A rotina da família Martins-Pereira, de Brasília, mudou drasticamente em outubro de 2016. Flora, então com seis meses, apresentava um leve estrabismo no olho esquerdo, o primeiro sinal do que se revelaria ser um astrocitoma pilocítico, um tumor cerebral de seis centímetros localizado próximo ao olho.

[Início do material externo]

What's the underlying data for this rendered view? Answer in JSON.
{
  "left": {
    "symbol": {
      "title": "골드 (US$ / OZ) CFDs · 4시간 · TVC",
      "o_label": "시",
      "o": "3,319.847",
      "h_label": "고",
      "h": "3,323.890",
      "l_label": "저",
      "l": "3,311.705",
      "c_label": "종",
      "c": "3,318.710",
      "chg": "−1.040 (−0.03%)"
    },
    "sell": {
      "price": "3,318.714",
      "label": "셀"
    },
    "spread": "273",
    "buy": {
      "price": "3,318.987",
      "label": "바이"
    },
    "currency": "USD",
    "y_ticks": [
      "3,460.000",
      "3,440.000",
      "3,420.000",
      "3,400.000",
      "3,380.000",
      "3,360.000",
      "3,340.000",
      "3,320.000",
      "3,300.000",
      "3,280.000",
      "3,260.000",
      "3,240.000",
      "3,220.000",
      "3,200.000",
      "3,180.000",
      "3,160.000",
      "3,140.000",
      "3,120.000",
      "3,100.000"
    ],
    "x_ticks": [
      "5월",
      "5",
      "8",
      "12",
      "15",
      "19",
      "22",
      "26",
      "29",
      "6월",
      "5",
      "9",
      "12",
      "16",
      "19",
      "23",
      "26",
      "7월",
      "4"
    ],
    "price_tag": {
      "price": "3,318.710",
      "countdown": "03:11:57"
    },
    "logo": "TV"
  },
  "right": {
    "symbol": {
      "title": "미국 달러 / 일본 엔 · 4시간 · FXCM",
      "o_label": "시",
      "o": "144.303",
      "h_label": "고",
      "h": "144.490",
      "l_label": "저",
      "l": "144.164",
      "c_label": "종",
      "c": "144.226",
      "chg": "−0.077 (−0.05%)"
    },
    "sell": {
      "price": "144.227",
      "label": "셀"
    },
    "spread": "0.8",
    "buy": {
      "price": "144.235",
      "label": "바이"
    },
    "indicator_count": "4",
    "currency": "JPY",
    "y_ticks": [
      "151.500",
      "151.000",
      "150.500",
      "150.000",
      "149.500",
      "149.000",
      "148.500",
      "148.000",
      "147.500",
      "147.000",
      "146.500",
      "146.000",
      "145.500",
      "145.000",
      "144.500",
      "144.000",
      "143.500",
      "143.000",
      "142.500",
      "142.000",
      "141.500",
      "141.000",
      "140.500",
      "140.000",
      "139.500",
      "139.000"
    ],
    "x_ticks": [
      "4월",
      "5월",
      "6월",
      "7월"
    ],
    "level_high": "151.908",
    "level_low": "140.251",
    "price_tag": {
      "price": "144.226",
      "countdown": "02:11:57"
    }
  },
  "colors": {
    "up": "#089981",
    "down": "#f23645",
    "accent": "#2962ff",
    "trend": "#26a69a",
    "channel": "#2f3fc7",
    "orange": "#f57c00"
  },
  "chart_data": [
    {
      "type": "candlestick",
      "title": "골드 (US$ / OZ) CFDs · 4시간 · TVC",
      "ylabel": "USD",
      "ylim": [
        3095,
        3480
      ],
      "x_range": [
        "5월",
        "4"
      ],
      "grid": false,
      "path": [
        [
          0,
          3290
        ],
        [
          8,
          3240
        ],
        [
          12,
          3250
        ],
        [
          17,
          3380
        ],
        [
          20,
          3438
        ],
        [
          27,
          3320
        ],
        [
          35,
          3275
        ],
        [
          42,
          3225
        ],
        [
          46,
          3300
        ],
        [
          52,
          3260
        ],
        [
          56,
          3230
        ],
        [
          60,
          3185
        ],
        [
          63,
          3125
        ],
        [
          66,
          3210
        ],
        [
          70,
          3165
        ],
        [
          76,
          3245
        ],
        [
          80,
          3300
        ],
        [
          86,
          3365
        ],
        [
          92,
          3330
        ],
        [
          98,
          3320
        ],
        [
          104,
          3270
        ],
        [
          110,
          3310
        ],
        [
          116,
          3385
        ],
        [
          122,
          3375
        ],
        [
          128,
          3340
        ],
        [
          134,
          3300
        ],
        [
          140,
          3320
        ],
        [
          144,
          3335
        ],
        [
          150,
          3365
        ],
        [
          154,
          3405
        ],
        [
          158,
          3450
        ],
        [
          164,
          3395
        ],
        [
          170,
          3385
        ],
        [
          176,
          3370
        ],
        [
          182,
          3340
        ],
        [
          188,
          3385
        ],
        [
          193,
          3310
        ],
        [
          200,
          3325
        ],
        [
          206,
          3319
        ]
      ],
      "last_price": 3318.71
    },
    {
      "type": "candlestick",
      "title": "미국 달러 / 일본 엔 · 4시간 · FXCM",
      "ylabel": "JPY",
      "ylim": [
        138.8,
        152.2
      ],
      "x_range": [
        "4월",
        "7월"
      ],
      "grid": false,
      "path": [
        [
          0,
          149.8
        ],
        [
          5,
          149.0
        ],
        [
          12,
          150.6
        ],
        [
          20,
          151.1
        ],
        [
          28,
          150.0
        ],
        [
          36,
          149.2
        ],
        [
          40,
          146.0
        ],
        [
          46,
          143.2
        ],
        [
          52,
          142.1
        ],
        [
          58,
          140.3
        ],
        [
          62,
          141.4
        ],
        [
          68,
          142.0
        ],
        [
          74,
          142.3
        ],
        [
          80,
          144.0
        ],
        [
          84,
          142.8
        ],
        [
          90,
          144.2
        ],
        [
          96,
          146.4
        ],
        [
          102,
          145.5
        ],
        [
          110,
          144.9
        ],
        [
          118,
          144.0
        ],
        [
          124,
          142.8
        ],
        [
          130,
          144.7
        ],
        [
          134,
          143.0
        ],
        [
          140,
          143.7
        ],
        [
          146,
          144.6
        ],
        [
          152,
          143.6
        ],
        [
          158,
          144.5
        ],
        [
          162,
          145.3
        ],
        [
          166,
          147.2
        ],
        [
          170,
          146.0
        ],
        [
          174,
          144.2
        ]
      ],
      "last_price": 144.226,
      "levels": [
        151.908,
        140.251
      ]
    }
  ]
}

Cris Pereira, mãe de Flora e sambista, e Guto Martins, pai e músico, descrevem o momento do diagnóstico como se tivessem “passado por um portal e que nunca nada seria como antes”. O casal, apoiado pelo Sistema Único de Saúde (SUS) e pelo sistema educacional, iniciou uma longa jornada de tratamento, que inclui quimioterapia e, atualmente, uma terapia-alvo, devido à agressividade do tumor. A terapia-alvo, definida através de mapeamento genético, exige medicamentos de alto custo (cerca de R$ 6.000 por mês) e atualmente é garantida por decisão judicial contra o plano de saúde da família.
A experiência levou os pais a criarem uma página no Instagram (@mamaetocomcancer), onde compartilham suas vivências, os desafios e as pequenas vitórias diárias com outras famílias que enfrentam situações semelhantes. Eles destacam a importância de quebrar o tabu sobre o câncer infantil e chamar a atenção para sinais que podem ser cruciais para um diagnóstico precoce.
A trajetória de Flora não se limita à luta contra a doença. A menina, hoje com 9 anos, mantém sua alegria e sua paixão pela escola e por seus hobbies. “Flora, de 9 anos, garante que é tagarela somente fora da escola. A menina tem muito o que falar. Na escola, fica quietinha porque gosta de matemática e até acha fácil. Adora as aulas de português, de redação e também de inglês. As palavras se misturam ao olhar doce e sorridente. Em casa, devora os gibis da turma da Mônica. Diverte-se também em contar as suas histórias, das amigas da escola, das viagens que fez para o Nordeste e dos filmes e desenhos que assiste na TV. A tagarela também sabe que está em um longo tratamento para cuidar de um “dodói”, como os pais explicam.”, relata a mãe.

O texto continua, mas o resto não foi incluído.